Following the Federal Reserve’s first rate hike in three years, the financial market mood stays positive. US equity indices recovered from losses at the headline and following Fed’s Chief Jerome Powell presser, which appeared to be more dovish than the statement.
The greenback remains soft, losing almost 0.80% in the session, sitting at 98.36, while US Treasury yields are practically flat, with the 10-year T-benchmark note at 2.217%, after reaching 2.246%.
The Federal Reserve stated that inflationary pressures remain high, caused by supply difficulties, the Covid-19 pandemic, and high oil and energy prices. Furthermore, the Russia-Ukraine conflict spurred a steeper move in oil, and Fed policymakers commented that the implications of the conflict are highly uncertain and would create additional upward pressure on inflation.

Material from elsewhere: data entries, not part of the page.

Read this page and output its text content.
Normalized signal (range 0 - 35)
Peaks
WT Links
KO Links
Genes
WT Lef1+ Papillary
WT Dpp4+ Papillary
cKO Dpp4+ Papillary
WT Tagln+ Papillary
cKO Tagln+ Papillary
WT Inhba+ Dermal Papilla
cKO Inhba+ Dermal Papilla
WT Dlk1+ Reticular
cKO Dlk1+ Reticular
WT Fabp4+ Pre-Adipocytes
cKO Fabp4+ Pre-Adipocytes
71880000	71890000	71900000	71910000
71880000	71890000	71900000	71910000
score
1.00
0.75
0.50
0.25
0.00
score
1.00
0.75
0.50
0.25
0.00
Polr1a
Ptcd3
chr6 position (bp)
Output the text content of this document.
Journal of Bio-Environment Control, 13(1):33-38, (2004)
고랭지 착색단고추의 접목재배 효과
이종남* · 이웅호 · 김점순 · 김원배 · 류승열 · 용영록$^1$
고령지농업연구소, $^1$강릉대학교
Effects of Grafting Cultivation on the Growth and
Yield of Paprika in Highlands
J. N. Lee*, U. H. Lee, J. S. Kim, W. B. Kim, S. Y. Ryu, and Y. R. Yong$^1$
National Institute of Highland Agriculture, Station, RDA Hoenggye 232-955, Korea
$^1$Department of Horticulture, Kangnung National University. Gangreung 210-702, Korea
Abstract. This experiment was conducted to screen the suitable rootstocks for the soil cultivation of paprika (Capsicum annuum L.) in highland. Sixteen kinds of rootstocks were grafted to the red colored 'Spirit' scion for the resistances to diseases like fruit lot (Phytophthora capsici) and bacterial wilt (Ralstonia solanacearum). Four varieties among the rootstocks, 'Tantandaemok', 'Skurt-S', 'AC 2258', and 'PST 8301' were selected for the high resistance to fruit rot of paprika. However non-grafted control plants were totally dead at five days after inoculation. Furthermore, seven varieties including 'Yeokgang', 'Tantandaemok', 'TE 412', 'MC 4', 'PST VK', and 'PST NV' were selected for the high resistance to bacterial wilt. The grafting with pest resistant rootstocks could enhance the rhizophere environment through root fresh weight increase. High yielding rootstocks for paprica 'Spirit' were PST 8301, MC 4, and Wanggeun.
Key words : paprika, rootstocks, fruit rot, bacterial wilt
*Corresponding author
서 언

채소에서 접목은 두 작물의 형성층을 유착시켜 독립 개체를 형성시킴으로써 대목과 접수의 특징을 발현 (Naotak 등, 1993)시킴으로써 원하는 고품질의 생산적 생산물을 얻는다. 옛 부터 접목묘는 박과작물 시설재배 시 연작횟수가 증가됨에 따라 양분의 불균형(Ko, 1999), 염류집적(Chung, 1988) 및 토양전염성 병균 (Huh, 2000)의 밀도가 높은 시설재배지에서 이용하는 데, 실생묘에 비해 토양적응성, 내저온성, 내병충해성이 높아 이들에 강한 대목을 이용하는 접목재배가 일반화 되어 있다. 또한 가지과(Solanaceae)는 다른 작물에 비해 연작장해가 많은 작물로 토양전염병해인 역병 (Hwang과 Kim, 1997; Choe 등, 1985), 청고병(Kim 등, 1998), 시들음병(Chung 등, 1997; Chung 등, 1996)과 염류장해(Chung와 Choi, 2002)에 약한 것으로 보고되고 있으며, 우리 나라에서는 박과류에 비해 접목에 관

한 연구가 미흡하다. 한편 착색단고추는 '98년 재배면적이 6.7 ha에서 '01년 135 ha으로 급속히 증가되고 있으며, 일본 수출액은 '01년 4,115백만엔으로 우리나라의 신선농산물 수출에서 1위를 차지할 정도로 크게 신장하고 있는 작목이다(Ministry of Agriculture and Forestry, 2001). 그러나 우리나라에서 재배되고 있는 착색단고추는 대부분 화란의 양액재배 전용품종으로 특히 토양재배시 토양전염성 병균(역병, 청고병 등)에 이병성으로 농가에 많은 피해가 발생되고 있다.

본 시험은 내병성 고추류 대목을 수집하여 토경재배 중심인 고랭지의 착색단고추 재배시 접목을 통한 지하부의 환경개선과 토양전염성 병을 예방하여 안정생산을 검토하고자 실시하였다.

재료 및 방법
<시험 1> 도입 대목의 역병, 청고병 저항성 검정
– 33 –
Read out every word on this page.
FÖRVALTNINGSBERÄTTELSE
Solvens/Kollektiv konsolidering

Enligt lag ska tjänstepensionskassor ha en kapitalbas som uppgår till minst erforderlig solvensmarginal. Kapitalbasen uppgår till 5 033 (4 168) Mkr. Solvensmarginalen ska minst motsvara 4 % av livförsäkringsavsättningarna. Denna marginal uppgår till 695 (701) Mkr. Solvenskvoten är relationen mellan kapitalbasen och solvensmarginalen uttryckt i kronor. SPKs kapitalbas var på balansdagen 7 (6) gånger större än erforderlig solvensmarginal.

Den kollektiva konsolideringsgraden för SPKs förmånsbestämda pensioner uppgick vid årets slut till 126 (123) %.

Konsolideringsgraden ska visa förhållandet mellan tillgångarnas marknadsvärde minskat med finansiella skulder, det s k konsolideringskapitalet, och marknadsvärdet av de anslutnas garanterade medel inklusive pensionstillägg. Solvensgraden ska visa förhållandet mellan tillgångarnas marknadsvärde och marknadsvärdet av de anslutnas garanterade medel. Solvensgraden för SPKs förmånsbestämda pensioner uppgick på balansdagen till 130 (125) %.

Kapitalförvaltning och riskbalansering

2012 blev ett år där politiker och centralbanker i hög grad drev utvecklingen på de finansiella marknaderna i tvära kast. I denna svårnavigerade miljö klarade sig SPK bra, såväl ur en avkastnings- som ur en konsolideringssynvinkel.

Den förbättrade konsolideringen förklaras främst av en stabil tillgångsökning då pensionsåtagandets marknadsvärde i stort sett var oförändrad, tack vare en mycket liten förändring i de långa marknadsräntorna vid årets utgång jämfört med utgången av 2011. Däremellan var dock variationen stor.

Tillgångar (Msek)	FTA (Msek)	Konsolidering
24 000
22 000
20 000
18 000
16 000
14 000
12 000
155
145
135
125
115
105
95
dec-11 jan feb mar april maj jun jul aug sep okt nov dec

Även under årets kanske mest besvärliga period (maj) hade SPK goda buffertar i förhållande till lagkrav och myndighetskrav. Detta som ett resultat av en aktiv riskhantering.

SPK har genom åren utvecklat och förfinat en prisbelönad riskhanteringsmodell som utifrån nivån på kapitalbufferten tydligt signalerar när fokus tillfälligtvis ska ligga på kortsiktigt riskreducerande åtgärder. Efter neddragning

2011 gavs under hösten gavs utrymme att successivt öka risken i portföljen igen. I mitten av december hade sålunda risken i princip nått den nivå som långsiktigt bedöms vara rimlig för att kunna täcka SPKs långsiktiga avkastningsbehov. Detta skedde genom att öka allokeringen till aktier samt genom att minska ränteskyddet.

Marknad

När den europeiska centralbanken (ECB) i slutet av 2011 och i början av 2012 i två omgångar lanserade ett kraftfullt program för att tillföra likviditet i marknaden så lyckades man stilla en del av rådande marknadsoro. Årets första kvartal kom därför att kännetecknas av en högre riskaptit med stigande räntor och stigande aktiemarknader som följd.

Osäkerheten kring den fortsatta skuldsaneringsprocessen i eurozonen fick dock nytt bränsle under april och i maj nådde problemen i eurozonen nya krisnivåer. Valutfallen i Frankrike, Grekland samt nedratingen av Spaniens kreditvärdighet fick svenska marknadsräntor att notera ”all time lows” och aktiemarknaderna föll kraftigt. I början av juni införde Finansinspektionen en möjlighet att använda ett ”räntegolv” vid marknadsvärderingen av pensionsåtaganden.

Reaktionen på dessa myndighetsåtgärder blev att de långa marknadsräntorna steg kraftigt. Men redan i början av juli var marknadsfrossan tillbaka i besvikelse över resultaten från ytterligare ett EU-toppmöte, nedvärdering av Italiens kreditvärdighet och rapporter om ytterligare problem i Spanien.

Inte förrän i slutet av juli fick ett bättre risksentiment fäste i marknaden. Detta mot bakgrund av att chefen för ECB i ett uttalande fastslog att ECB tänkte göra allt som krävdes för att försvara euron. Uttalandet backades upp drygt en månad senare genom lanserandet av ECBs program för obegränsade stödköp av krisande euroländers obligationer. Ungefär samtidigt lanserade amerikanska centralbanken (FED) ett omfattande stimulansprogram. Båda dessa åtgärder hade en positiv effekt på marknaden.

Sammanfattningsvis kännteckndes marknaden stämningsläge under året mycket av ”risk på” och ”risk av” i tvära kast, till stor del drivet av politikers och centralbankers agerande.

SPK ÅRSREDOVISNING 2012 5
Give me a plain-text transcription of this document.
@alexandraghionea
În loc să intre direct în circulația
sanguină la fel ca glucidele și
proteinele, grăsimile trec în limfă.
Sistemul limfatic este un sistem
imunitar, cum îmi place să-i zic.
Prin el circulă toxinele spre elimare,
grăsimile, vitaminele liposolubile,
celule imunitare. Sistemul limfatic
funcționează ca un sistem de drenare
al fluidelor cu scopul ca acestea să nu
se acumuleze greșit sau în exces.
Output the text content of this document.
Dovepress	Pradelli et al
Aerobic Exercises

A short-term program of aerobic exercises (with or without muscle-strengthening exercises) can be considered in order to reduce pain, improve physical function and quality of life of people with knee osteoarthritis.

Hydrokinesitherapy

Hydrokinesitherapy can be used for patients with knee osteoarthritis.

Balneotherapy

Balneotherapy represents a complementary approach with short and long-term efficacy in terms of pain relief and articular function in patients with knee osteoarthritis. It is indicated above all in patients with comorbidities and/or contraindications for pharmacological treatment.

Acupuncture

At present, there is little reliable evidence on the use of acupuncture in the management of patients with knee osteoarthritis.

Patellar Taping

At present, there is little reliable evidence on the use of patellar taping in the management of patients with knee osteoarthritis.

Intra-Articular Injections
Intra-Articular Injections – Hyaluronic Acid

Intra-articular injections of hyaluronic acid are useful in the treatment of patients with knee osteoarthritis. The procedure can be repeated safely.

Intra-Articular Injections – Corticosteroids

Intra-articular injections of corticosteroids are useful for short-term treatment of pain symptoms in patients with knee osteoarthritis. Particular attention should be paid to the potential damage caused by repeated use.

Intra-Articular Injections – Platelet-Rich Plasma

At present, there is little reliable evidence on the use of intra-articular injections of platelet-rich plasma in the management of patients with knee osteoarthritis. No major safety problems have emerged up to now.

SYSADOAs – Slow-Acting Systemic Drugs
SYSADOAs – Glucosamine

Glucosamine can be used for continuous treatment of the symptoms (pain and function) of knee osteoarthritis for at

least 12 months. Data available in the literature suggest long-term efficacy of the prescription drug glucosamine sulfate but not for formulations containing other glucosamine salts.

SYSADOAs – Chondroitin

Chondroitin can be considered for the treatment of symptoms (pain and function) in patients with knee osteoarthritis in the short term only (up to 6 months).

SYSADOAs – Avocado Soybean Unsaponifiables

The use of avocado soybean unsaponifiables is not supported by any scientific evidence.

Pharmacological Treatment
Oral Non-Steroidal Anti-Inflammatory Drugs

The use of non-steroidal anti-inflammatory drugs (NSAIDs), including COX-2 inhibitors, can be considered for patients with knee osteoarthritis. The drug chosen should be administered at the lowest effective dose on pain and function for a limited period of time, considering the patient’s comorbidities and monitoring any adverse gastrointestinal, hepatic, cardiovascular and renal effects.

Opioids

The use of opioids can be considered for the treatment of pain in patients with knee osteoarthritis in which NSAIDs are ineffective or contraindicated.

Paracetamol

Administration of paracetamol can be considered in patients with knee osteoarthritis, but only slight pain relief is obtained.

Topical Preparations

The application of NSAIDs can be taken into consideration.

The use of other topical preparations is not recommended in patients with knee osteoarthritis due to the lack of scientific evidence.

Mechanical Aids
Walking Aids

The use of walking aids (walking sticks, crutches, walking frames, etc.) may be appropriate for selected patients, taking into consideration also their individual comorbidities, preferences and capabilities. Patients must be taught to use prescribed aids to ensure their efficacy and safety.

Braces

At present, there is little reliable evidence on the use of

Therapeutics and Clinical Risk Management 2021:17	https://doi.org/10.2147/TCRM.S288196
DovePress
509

That said, policymakers worried about the actual scenario signaled the necessity of rate hikes to tame inflation, as reflected by the dot-plot, where Fed Governors expect at least seven increases to the Federal Funds Rate this year as the median forecasts rates to end around 1.90% in 2022.
Labor market-wise, Fed members foresaw the unemployment rate would hit 3.5% by 2022 and 2023. Regarding the balance sheet reduction, also known as Quantitative Tightening (QT), officials would expect to begin reducing it at a coming meeting.
Overnight, the USD/CHF seesawed around the 0.9400 area, ahead of the Federal Reserve meeting. However, once Fed’s monetary policy decision crossed the wires, the pair moved, with the USD/CHF appreciating and reaching a new YTD high at 0.9460, retracing afterward to pre-Fed levels.
The USD/CHF bias is upwards, though downside risks remain unless USD/CHF bulls hold their reins above the November 24, 2021, high at 0.9373, previous resistance-turned-support. In that event, March 15 high at 0.9431 would be the first resistance, followed by April 1, 2021, high at 0.9472, which would expose the 0.9500 mark once cleared.
On the flip side, the USD/CHF first support would be 0.9400. Breach of the latter would expose 0.9373, followed by January 31 resistance-turned-support at 0.9343 and the 0.9300 psychological level.